The boy nodded earnestly. “Blessings on you.” He spoke for a while in Hebrew, and then he undertook to translate. “I just memorized that, sir. It is from the end of the Yom Kippur service.

“Lord though every power is yours,

And all your deeds tremendous,

Now, when heaven's gates are closing,

Let your grace defend us.”

“Thanks a lot,” Jack Liffey said. “I hope the gates are open for a while yet, though.”

“I think he's just peeking up my skirt,” Lee said softly.

“Oy,” Jack Liffey said.

“Good luck, sirs.”

The boy waved and walked gravely away. They boosted onto the big high limb now, the one they needed. He sat with his legs on either side and she sat sidesaddle. He felt a wave of exhaustion, the kind you got after a long period of nervous tension and he knew he had to fight it, but for just a moment he closed his eyes and imagined a soft bed. Somewhere far away a carillon was tolling the hour and a donkey was braying. Both stopped at once.

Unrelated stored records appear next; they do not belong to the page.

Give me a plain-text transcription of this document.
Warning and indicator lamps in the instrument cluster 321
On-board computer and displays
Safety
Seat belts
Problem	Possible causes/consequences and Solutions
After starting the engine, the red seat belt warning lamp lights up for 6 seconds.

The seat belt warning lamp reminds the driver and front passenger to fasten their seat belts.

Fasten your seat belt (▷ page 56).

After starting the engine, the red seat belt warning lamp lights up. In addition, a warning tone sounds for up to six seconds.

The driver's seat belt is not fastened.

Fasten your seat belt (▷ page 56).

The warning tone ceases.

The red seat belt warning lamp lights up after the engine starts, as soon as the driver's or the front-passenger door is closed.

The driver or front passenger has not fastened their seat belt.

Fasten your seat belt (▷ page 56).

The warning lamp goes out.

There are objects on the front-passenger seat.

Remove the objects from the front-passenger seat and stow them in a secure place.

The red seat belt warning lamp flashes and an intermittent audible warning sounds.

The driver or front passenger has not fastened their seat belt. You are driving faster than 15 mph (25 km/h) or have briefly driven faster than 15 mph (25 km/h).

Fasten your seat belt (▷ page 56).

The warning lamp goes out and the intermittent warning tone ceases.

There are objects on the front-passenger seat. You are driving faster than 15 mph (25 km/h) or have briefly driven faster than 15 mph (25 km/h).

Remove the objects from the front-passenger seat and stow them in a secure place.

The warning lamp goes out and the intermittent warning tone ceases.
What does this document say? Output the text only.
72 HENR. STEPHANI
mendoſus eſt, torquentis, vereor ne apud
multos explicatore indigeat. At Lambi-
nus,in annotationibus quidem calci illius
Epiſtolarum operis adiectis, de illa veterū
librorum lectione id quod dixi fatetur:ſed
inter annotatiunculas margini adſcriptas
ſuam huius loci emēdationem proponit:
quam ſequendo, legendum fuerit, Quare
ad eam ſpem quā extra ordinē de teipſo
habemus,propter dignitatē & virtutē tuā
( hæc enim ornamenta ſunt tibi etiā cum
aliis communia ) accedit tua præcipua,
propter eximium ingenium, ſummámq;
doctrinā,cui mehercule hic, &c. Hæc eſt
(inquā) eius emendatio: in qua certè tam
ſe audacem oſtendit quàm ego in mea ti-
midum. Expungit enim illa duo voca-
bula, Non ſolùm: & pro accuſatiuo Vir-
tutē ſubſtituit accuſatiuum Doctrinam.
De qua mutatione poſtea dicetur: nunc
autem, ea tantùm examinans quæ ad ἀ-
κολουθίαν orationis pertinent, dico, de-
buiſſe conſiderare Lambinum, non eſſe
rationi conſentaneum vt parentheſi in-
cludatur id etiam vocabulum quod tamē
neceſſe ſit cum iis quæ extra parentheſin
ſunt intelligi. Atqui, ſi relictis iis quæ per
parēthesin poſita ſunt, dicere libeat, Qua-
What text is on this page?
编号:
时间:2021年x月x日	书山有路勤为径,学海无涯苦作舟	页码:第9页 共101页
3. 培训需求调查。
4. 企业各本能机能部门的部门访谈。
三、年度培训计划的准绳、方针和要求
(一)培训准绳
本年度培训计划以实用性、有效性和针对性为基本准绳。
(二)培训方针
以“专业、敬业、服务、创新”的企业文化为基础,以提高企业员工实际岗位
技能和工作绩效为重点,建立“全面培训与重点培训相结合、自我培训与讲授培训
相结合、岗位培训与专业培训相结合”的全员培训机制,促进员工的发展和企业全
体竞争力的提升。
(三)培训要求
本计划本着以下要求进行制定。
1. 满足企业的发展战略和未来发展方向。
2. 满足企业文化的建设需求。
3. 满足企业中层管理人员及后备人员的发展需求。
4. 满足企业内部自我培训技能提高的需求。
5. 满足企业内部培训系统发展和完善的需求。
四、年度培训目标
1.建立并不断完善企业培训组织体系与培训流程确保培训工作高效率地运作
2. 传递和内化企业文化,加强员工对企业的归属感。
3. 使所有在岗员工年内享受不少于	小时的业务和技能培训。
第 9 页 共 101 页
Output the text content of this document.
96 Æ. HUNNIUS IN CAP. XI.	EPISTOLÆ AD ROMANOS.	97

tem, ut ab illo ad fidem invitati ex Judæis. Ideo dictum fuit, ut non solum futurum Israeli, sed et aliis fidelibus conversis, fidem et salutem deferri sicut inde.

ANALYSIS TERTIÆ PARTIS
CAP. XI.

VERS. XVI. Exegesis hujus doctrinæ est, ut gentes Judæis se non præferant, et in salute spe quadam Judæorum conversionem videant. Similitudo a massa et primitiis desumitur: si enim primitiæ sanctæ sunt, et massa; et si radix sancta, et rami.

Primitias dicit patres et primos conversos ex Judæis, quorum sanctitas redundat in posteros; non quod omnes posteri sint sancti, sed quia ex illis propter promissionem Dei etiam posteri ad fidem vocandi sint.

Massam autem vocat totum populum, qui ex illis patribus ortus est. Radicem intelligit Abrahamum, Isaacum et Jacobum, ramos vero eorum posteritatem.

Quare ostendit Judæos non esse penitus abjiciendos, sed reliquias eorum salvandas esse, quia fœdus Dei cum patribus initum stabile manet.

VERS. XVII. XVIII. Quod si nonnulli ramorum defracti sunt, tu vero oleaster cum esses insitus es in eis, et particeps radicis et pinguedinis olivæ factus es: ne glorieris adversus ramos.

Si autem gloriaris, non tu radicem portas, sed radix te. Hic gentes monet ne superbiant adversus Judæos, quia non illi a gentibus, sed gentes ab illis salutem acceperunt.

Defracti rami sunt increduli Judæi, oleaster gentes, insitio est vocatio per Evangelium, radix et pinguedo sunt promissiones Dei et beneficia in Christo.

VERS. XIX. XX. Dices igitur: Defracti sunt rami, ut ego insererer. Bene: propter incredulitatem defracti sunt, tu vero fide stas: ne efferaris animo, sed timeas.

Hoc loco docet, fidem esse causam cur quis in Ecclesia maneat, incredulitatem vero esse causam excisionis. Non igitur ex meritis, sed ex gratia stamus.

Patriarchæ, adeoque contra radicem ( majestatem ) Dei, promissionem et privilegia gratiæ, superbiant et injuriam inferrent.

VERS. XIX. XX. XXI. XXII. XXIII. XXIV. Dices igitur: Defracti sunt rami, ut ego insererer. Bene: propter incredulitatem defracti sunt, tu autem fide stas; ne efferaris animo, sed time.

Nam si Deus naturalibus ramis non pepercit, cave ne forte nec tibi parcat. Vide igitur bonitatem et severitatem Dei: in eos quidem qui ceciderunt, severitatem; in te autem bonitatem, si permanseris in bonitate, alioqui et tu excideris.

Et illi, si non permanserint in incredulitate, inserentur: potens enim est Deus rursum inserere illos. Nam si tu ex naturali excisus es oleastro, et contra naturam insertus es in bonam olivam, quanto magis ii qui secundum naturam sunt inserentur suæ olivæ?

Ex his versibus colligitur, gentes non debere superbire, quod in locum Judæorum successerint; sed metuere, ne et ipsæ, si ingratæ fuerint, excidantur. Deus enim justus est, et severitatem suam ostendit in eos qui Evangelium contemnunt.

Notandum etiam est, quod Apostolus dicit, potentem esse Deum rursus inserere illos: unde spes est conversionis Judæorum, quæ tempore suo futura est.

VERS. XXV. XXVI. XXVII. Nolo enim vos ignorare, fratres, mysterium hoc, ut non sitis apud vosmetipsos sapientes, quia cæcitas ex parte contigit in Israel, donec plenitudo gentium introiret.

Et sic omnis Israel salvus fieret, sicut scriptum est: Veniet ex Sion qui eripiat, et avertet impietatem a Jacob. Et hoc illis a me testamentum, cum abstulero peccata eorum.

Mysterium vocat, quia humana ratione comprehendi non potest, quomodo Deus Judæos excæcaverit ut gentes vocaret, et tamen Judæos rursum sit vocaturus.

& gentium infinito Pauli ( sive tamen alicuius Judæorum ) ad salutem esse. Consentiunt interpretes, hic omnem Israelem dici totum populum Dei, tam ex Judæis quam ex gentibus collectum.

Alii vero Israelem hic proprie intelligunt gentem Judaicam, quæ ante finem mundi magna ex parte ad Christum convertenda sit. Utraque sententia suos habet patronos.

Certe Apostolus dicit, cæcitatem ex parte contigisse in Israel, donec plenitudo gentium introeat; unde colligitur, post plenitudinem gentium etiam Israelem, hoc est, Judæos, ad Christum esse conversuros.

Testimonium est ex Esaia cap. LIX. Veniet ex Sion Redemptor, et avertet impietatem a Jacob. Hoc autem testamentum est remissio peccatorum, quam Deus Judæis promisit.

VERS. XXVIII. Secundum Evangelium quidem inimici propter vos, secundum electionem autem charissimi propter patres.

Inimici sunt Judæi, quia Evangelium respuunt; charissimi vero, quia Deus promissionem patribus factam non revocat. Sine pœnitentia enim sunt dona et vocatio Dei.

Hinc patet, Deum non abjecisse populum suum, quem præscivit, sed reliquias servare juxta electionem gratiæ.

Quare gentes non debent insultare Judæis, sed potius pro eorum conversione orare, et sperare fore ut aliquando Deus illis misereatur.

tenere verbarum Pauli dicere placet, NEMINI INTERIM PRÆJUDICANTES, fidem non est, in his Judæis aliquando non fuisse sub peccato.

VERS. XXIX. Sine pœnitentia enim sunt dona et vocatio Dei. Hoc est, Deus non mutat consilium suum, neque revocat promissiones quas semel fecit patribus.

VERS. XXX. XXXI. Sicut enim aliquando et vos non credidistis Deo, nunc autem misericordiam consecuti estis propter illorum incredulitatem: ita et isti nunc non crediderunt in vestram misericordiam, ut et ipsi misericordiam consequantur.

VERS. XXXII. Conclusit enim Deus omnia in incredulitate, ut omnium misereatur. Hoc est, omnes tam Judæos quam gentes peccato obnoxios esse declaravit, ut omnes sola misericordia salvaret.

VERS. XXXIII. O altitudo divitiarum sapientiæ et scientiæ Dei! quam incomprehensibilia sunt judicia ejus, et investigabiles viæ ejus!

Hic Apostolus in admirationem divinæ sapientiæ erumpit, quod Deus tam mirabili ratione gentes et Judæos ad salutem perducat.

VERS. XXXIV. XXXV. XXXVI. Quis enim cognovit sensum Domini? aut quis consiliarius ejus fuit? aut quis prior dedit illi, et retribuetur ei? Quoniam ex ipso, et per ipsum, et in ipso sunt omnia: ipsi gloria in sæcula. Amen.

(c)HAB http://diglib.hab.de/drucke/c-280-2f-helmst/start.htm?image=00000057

“Jack,” she said. “Wake up.”

“Just a momentary ebb of energy,” he said. “Let's do this one at a time. I don't like the size of the bough out there.”

She nodded. “I go first so at least one of us gets through,” she said melodramatically. It was academic because she was already ahead of him. She shinnied herself out and up. The branch slanted up at about the pitch of a roof and her weight didn't even disturb it. She gave a half-playful little “ooh” when she sidesaddled past a sharp place, and soon she was well above his head and the thinner bough was bouncing a little each time she boosted herself along. She nearly lost her balance once but tucked her legs up and stabilized.

“This is cool,” she said, and he had no idea what she meant. She couldn't possibly have meant the danger.

Out near the end she hung by her hands and could almost touch the shoulder of the surviving bit of road with her toe. She swung back and forth, boosting higher each time, and let go at the right moment to catch easily on a stretch of guardrail. She sat on the rail and slapped dirt off her hands.